LONDON (Reuters) - Actress Judi Dench may be battling deteriorating eyesight and a failing memory but the veteran performer showed no sign of faltering when she teamed up with fellow James Bond star Ben Whishaw on a London stage on Monday.
Dench, 78, one of Britain’s most-respected actresses, has tackled a list of stage and film roles over her career, at ease with Shakespeare as in Hollywood, playing M in seven Bond movies before bowing out of 007’s life in last year’s “Skyfall”.
It emerged a year ago that Dench was suffering from macular degeneration, the leading cause of severe vision loss in people over 60, and she relied on friends to read scripts to her.
This month she told a television interview she took fish oil tablets daily to boost her memory and remember her lines but said she had no intention of slowing down or stopping acting.
Dench won nothing but praise on Tuesday for joining 32-year-old Whishaw, the gadget guy Q in James Bond, in a new play, “Peter and Alice”, by American playwright John Logan who co-wrote “Skyfall”.
“(Dench) lends to Alice her brilliance at combining a sense of tart, witty combativeness with a reverberant depth of bruised humanity,” wrote critic Paul Taylor in the Independent although he was less enamored with the play, giving it three stars out of five.
“Dench is unmatchable,” raved the Times critic Libby Purves, giving the play that “breaks your heart open” five stars.
Logan’s play imagines a real-life meeting between an elderly Alice Liddell Hargreaves and 30-something Peter Llewellyn Davies at a Lewis Carroll exhibition in 1932, the people who inspired Carroll’s “Alice in Wonderland” and J.M. Barrie’s “Peter Pan”.
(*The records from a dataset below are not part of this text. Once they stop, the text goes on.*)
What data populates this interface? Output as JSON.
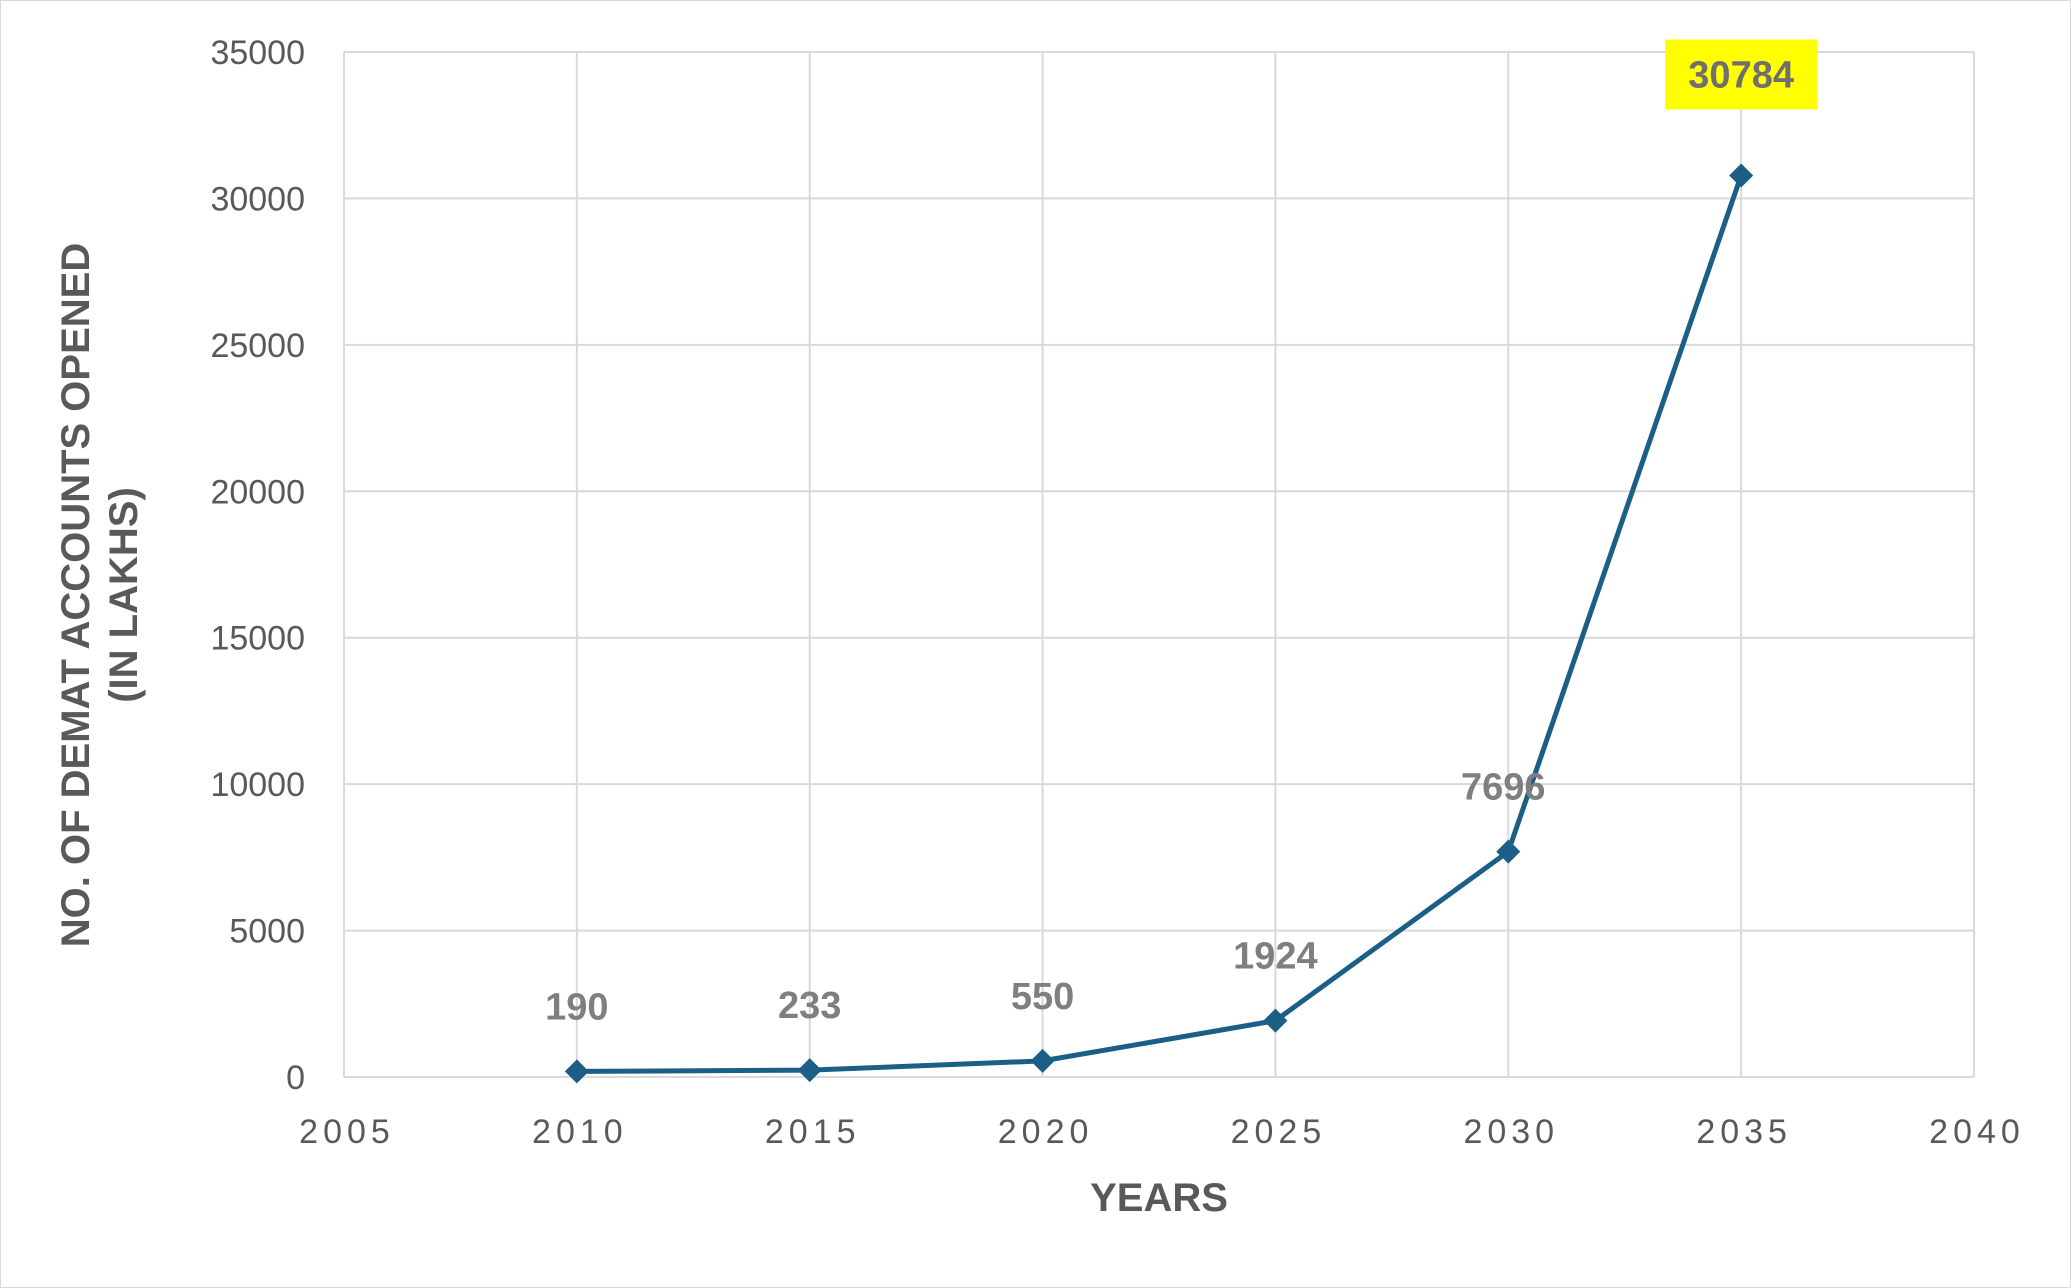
{
  "chart_data": {
    "type": "scatter",
    "title": "",
    "xlabel": "YEARS",
    "ylabel_lines": [
      "NO. OF DEMAT ACCOUNTS OPENED",
      "(IN LAKHS)"
    ],
    "x": [
      2010,
      2015,
      2020,
      2025,
      2030,
      2035
    ],
    "y": [
      190,
      233,
      550,
      1924,
      7696,
      30784
    ],
    "data_labels": [
      "190",
      "233",
      "550",
      "1924",
      "7696",
      "30784"
    ],
    "highlighted_point_index": 5,
    "xlim": [
      2005,
      2040
    ],
    "ylim": [
      0,
      35000
    ],
    "x_ticks": [
      2005,
      2010,
      2015,
      2020,
      2025,
      2030,
      2035,
      2040
    ],
    "y_ticks": [
      0,
      5000,
      10000,
      15000,
      20000,
      25000,
      30000,
      35000
    ],
    "x_tick_labels": [
      "2005",
      "2010",
      "2015",
      "2020",
      "2025",
      "2030",
      "2035",
      "2040"
    ],
    "y_tick_labels": [
      "0",
      "5000",
      "10000",
      "15000",
      "20000",
      "25000",
      "30000",
      "35000"
    ],
    "grid": true,
    "legend": "none",
    "marker": "diamond",
    "colors": {
      "line": "#1b5f86",
      "grid": "#d9d9d9",
      "tick_text": "#595959",
      "axis_title": "#595959",
      "data_label": "#7f7f7f",
      "highlight_fill": "#ffff00"
    }
  }
}
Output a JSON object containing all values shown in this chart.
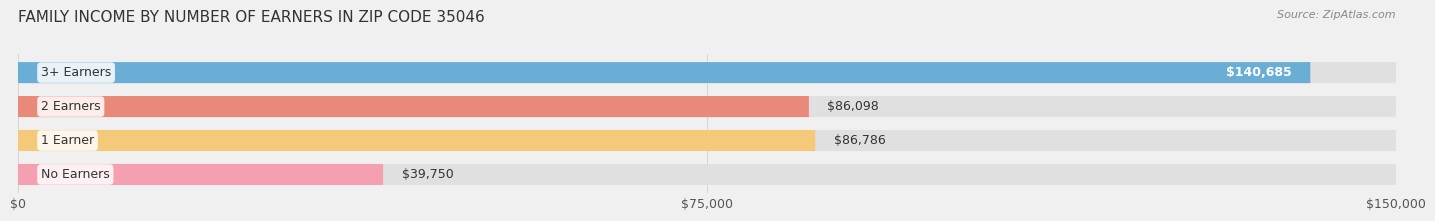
{
  "title": "FAMILY INCOME BY NUMBER OF EARNERS IN ZIP CODE 35046",
  "source": "Source: ZipAtlas.com",
  "categories": [
    "No Earners",
    "1 Earner",
    "2 Earners",
    "3+ Earners"
  ],
  "values": [
    39750,
    86786,
    86098,
    140685
  ],
  "bar_colors": [
    "#f4a0b0",
    "#f5c97a",
    "#e8897a",
    "#6aaed6"
  ],
  "label_colors": [
    "#555555",
    "#555555",
    "#555555",
    "#ffffff"
  ],
  "value_labels": [
    "$39,750",
    "$86,786",
    "$86,098",
    "$140,685"
  ],
  "xlim": [
    0,
    150000
  ],
  "xticks": [
    0,
    75000,
    150000
  ],
  "xticklabels": [
    "$0",
    "$75,000",
    "$150,000"
  ],
  "background_color": "#f0f0f0",
  "title_fontsize": 11,
  "source_fontsize": 8,
  "label_fontsize": 9,
  "value_fontsize": 9,
  "tick_fontsize": 9
}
As the two start talking and look back to their childhoods, the gaps start to emerge between the fantasies of the stories they inspired and the harsh reality they faced as adults, confronting loss, death, illness and alcoholism.
The 90-minute play, painfully moving, was described as a tenderly sketched portrait of life’s challenges.
“No one expresses that pain and resilience quite as acutely yet stoically as Judi Dench, and she is ideally partnered by the more depressively hang-dog presence of Ben Whishaw for a beautiful study in contrasts of how they deal with life’s blows,” wrote critic Mark Shenton in the Stage.
The true story of the five Davies brothers, whom Barrie befriended, is tragic. The eldest, George, died in the trenches of World War I, while Michael, the second youngest, committed suicide aged 20, and Peter, the middle child, killed himself by throwing himself in front of a London train in 1960 aged 63.
The case of Alice Hargreaves (nee Liddell) is almost as sad. She lost two of her three sons in World War I and ended up broke after her husband’s death, selling off the original 1864 “Alice” manuscript to raise cash. She died in 1934.
“One of Judi Dench’s great strengths, seen in countless Shakespearean heroines such as Viola and Beatrice, is her ability to combine ecstasy and melancholy, witnessed in abundance here,” wrote the Guardian’s critic Michael Billington, giving the play four stars.
“Peter and Alice”, running at London’s Noel Coward theatre until June 1, is Logan’s first new play since “Red” which opened in London in 2009 and went on to win six Tony awards, Broadway’s highest honors, in 2010.